Specific Learning Disability: A disorder in one or more of the basic psychological processes involved in understanding or in using language, spoken or written, which may manifest itself in an imperfect ability to listen, think, speak, read, write, spell, or to do mathematical calculations. The term does not include children who have learning problems which are primarily the result of visual, hearing or motor handicaps, mental retardation, or of environmental, cultural or economic disadvantage. The term does include such conditions as perceptual handicaps, brain injury, minimal brain dysfunction, dyslexia and developmental aphasia. Frequent limitations include hyperactivity, distractibility, emotional instability, visual and/or auditory perception difficulties and/or motor limitations, depending on the type(s) of learning disability. One individual may exhibit two or more symptoms.
TDD or TTY: Known as the Telecommunications Device for the Deaf or Teletypewriter, the TDD/TTY is a device which enables someone who has a speech or hearing impairment to use a telephone when communicating with someone else who has a TDD/TTY. While there are several brands, TDD/TTYs have several features in common. They either have a digital readout or a paper tape, can run off direct current or battery power, or type in letters or numbers. TDD/TTYs can be used with any telephone, and one needs only a basic typing ability to use them.

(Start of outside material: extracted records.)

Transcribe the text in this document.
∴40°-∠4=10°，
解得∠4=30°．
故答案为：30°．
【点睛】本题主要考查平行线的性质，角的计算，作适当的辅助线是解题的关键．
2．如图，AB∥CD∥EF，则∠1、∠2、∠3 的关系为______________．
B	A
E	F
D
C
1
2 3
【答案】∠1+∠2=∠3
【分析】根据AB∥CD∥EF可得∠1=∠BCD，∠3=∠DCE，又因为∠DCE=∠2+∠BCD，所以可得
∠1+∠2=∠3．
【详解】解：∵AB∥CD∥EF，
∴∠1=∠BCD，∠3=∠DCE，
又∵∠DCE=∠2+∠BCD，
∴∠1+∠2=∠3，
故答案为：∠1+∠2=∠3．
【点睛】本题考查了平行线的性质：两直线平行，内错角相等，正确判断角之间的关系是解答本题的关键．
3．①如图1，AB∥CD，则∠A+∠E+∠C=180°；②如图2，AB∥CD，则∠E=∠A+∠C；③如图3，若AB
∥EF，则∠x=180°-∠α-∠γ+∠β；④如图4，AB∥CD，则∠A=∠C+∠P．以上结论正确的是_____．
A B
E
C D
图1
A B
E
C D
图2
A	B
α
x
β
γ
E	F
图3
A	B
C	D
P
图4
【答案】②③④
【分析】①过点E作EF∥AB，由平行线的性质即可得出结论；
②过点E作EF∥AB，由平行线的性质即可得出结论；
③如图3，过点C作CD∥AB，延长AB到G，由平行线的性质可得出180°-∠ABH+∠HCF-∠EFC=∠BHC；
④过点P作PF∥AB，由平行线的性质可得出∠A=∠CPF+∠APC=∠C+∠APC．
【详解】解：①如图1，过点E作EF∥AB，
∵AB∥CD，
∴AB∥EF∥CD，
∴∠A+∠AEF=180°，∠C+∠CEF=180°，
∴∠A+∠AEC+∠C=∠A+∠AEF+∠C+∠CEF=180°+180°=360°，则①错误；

Vision Impairments: Complete or partial loss of ability to see, caused by a variety of injuries or diseases including congenital defects. Legal blindness is defined as visual acuity of 20/200 or less in the better eye with correcting lenses, or widest diameter of visual field subtending an angular distance no greater than 20 degrees. Types of vision impairments include: Amblyopia, dimness of vision from non-use of eyes; Aniseikonia, a difference in the size and shape of an image perceived by each eye; Astigmatism, distortion resulting from imperfect curvature of cornea; Cataracts, an opacity of the lens; Color blindness, inability to distinguish one or more primary colors; Diplopia, double vision; Glaucoma, partial or total blindness resulting from intensive destructive pressure of fluids inside eye; Hyperopia, farsightedness; Myopia, nearsightedness; Nyctalopia, night blindness; Retinitis pigmentosa, a disease that degenerates the retina, resulting in the eye's inability to transmit picture to the brain, and; Transient blindness, temporary blindness due to temporary interference with maintenance or blood pressure in ophthalmic arteries. Frequent limitations include loss of sight ranging from difficulty in seeing to total blindness, loss of reading ability, and loss of ability to be completely mobile without aids.